Traditionally, real estate private equity funds have discreetly reported their investment results. This discretion — plus ambiguous accounting rules — has resulted in a lack of consistency in the financial reporting of these funds.
That just doesn't work in today's post-Enron world. Investors now demand greater transparency and standardization in the reporting of their investments and related earnings of these funds.
A real estate private equity fund is defined as a legal entity — typically a partnership or a limited liability company — that raises capital from high net-worth individuals, pension funds and other institutional players. The proceeds are then invested in real estate. Since the early 1990s, these funds have increased by more than $100 billion, and taken together with publicly traded REITs they are arguably the biggest worldwide source of capital for real estate investments.
Since the Sarbanes-Oxley Act was passed in 2002, the financial reporting rules relating to real estate private equity funds have become extremely complex. The act is the most significant change to securities law, accounting fundamentals and financial reporting since the 1930s. Among its many provisions, it created the Public Company Accounting Oversight Board (PCAOB), which governs the accounting industry and requires audited internal controls over financial reporting for public companies.
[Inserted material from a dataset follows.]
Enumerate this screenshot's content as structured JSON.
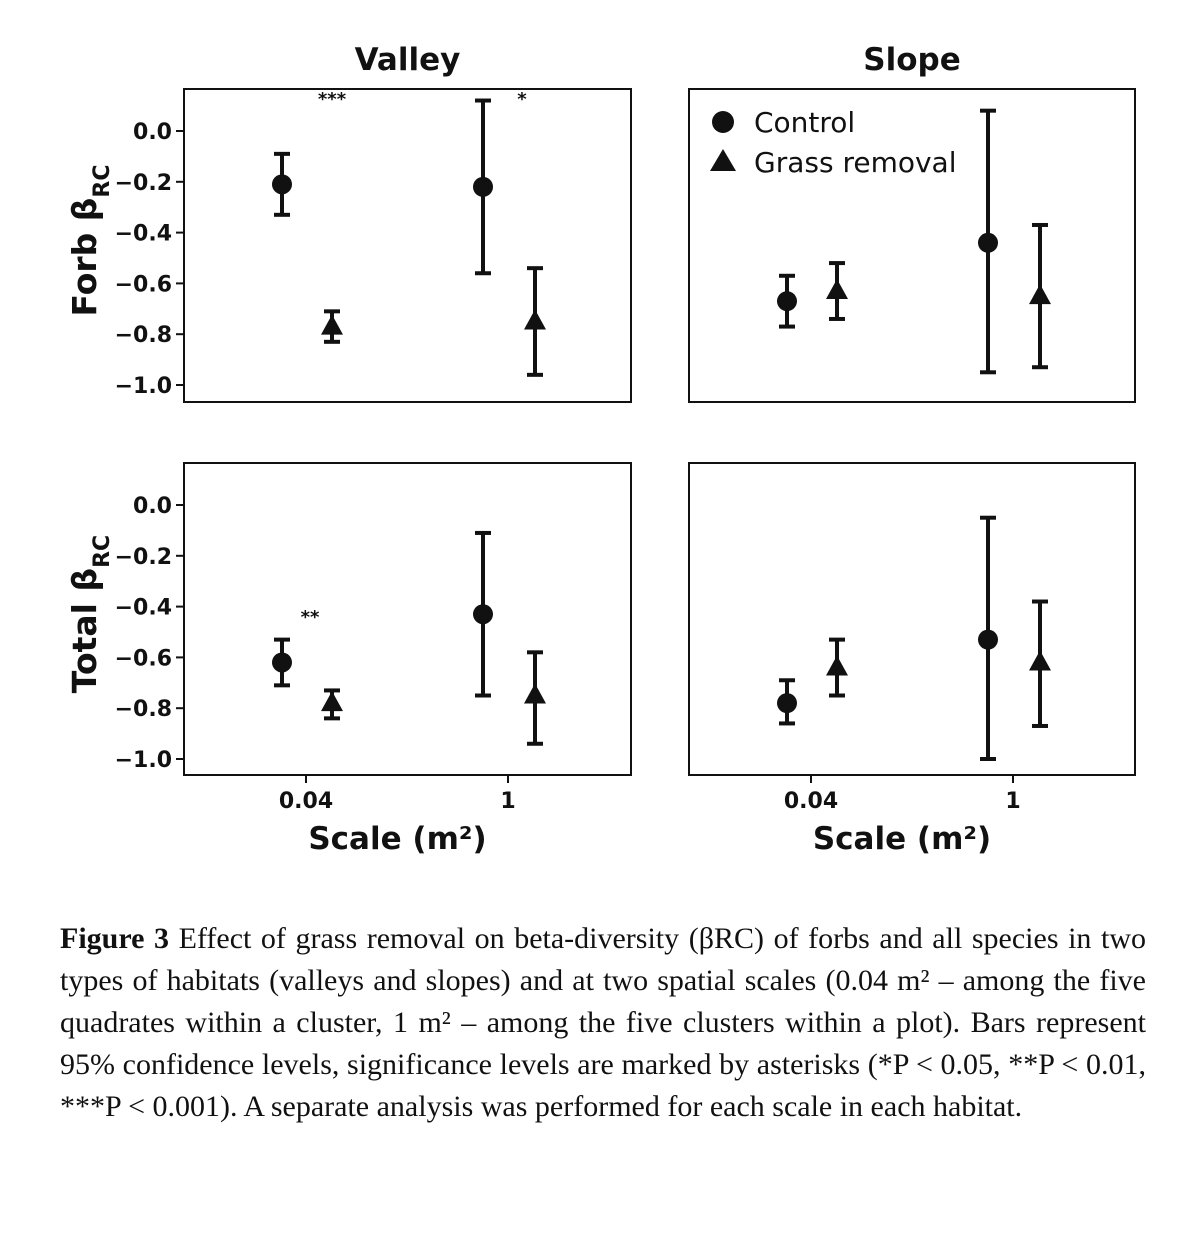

The passage of the act has spurred many structural changes within the accounting profession as well as many new accounting rules. Sarbanes-Oxley not only had a direct impact on publicly traded companies, but the spillover effects of the new law also have impacted the financial reporting methods of private equity funds. The structure of a fund's reporting methods, as well as its ability to raise capital from institutional investors, must now be reviewed in a whole new way.
To be sure, current accounting rules — with respect to Generally Accepted Accounting Principles (GAAP) reporting for real estate private equity funds — are ambiguous. Although most funds report audited results using the fair value method, many others report audited GAAP results under the historical cost method. The inconsistency between the application of these accounting rules and the varieties of current practice can be confusing to both fund managers as well as real estate investors.
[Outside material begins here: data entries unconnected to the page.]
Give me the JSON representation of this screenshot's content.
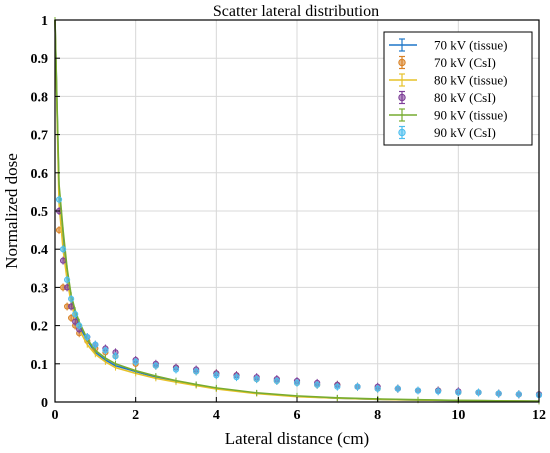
{
  "chart_data": {
    "type": "scatter",
    "title": "Scatter lateral distribution",
    "xlabel": "Lateral distance (cm)",
    "ylabel": "Normalized dose",
    "xlim": [
      0,
      12
    ],
    "ylim": [
      0,
      1
    ],
    "xticks": [
      "0",
      "2",
      "4",
      "6",
      "8",
      "10",
      "12"
    ],
    "yticks": [
      "0",
      "0.1",
      "0.2",
      "0.3",
      "0.4",
      "0.5",
      "0.6",
      "0.7",
      "0.8",
      "0.9",
      "1"
    ],
    "grid": true,
    "legend_position": "top-right",
    "series": [
      {
        "name": "70 kV (tissue)",
        "kind": "tissue",
        "color": "#1f77c8",
        "x": [
          0,
          0.1,
          0.2,
          0.3,
          0.4,
          0.5,
          0.6,
          0.8,
          1.0,
          1.25,
          1.5,
          2,
          2.5,
          3,
          3.5,
          4,
          5,
          6,
          7,
          8,
          9,
          10,
          12
        ],
        "y": [
          1,
          0.55,
          0.42,
          0.33,
          0.27,
          0.23,
          0.2,
          0.16,
          0.13,
          0.11,
          0.095,
          0.08,
          0.065,
          0.055,
          0.045,
          0.035,
          0.023,
          0.015,
          0.01,
          0.007,
          0.005,
          0.004,
          0.002
        ]
      },
      {
        "name": "70 kV (CsI)",
        "kind": "csi",
        "color": "#d98226",
        "x": [
          0.1,
          0.2,
          0.3,
          0.4,
          0.5,
          0.6,
          0.8,
          1.0,
          1.25,
          1.5,
          2,
          2.5,
          3,
          3.5,
          4,
          4.5,
          5,
          5.5,
          6,
          6.5,
          7,
          7.5,
          8,
          8.5,
          9,
          9.5,
          10,
          10.5,
          11,
          11.5,
          12
        ],
        "y": [
          0.45,
          0.3,
          0.25,
          0.22,
          0.2,
          0.18,
          0.16,
          0.14,
          0.13,
          0.12,
          0.1,
          0.095,
          0.09,
          0.08,
          0.075,
          0.07,
          0.06,
          0.055,
          0.05,
          0.045,
          0.045,
          0.04,
          0.035,
          0.035,
          0.03,
          0.03,
          0.025,
          0.025,
          0.022,
          0.02,
          0.02
        ]
      },
      {
        "name": "80 kV (tissue)",
        "kind": "tissue",
        "color": "#e6c229",
        "x": [
          0,
          0.1,
          0.2,
          0.3,
          0.4,
          0.5,
          0.6,
          0.8,
          1.0,
          1.25,
          1.5,
          2,
          2.5,
          3,
          3.5,
          4,
          5,
          6,
          7,
          8,
          9,
          10,
          12
        ],
        "y": [
          1,
          0.52,
          0.4,
          0.32,
          0.26,
          0.22,
          0.19,
          0.15,
          0.125,
          0.105,
          0.09,
          0.075,
          0.062,
          0.052,
          0.043,
          0.034,
          0.022,
          0.014,
          0.01,
          0.007,
          0.005,
          0.004,
          0.002
        ]
      },
      {
        "name": "80 kV (CsI)",
        "kind": "csi",
        "color": "#7e3f98",
        "x": [
          0.1,
          0.2,
          0.3,
          0.4,
          0.5,
          0.6,
          0.8,
          1.0,
          1.25,
          1.5,
          2,
          2.5,
          3,
          3.5,
          4,
          4.5,
          5,
          5.5,
          6,
          6.5,
          7,
          7.5,
          8,
          8.5,
          9,
          9.5,
          10,
          10.5,
          11,
          11.5,
          12
        ],
        "y": [
          0.5,
          0.37,
          0.3,
          0.25,
          0.21,
          0.19,
          0.17,
          0.15,
          0.14,
          0.13,
          0.11,
          0.1,
          0.09,
          0.085,
          0.075,
          0.07,
          0.065,
          0.06,
          0.055,
          0.05,
          0.045,
          0.04,
          0.04,
          0.035,
          0.03,
          0.03,
          0.028,
          0.025,
          0.022,
          0.02,
          0.02
        ]
      },
      {
        "name": "90 kV (tissue)",
        "kind": "tissue",
        "color": "#77ac30",
        "x": [
          0,
          0.1,
          0.2,
          0.3,
          0.4,
          0.5,
          0.6,
          0.8,
          1.0,
          1.25,
          1.5,
          2,
          2.5,
          3,
          3.5,
          4,
          5,
          6,
          7,
          8,
          9,
          10,
          12
        ],
        "y": [
          1,
          0.57,
          0.45,
          0.35,
          0.28,
          0.24,
          0.21,
          0.165,
          0.135,
          0.115,
          0.1,
          0.082,
          0.068,
          0.056,
          0.046,
          0.037,
          0.024,
          0.016,
          0.011,
          0.008,
          0.006,
          0.004,
          0.002
        ]
      },
      {
        "name": "90 kV (CsI)",
        "kind": "csi",
        "color": "#4dbeee",
        "x": [
          0.1,
          0.2,
          0.3,
          0.4,
          0.5,
          0.6,
          0.8,
          1.0,
          1.25,
          1.5,
          2,
          2.5,
          3,
          3.5,
          4,
          4.5,
          5,
          5.5,
          6,
          6.5,
          7,
          7.5,
          8,
          8.5,
          9,
          9.5,
          10,
          10.5,
          11,
          11.5,
          12
        ],
        "y": [
          0.53,
          0.4,
          0.32,
          0.27,
          0.23,
          0.2,
          0.17,
          0.15,
          0.135,
          0.12,
          0.105,
          0.095,
          0.085,
          0.08,
          0.07,
          0.065,
          0.06,
          0.055,
          0.05,
          0.045,
          0.04,
          0.04,
          0.035,
          0.035,
          0.03,
          0.028,
          0.025,
          0.025,
          0.022,
          0.02,
          0.018
        ]
      }
    ]
  }
}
How Far Will Funds Go to Comply?
During a recent transaction between a real estate private equity fund and a large public company, the company leased several large buildings from the fund at above-market lease rates. The economics of the lease made it desirable for the company to buy the properties directly from the fund.
But the company didn't want to carry the real estate and related debt on its balance sheet. To accomplish the company's financial reporting objectives, the solution involved structuring a transaction that positioned the company to own 50% or less of the economics of the deal while maintaining a sizeable equity investment in the real estate.
This transaction required the company to comply with new and complicated accounting rules. The company's board of directors, plus its outside accountants, had to approve the structure of this transaction to ensure that the accounting requirements were met. The new accounting rules also mandated substantial disclosure requirements that revealed the specific nature and financial impact of this transaction.
Private equity funds will probably never be as transparent as REITs, yet as GAAP intensifies, both the scrutiny and compliance requirements of these rules will invariably increase the levels of transparency regardless of whether a company is public or private.
The Bottom Line
Investors today favor real estate private equity funds with strong internal accounting and operational controls, verifiable past performance statistics and documented policies and procedures. As a fund manager, having these systems in place will protect against bungling fund-raising efforts.
By recognizing both the extent and complexities of new reporting and compliance requirements, fund managers will give investors added confidence in the fund's financial structure. Such a move will also create improved, across-the-board operating efficiencies and a decisively competitive advantage for fund managers.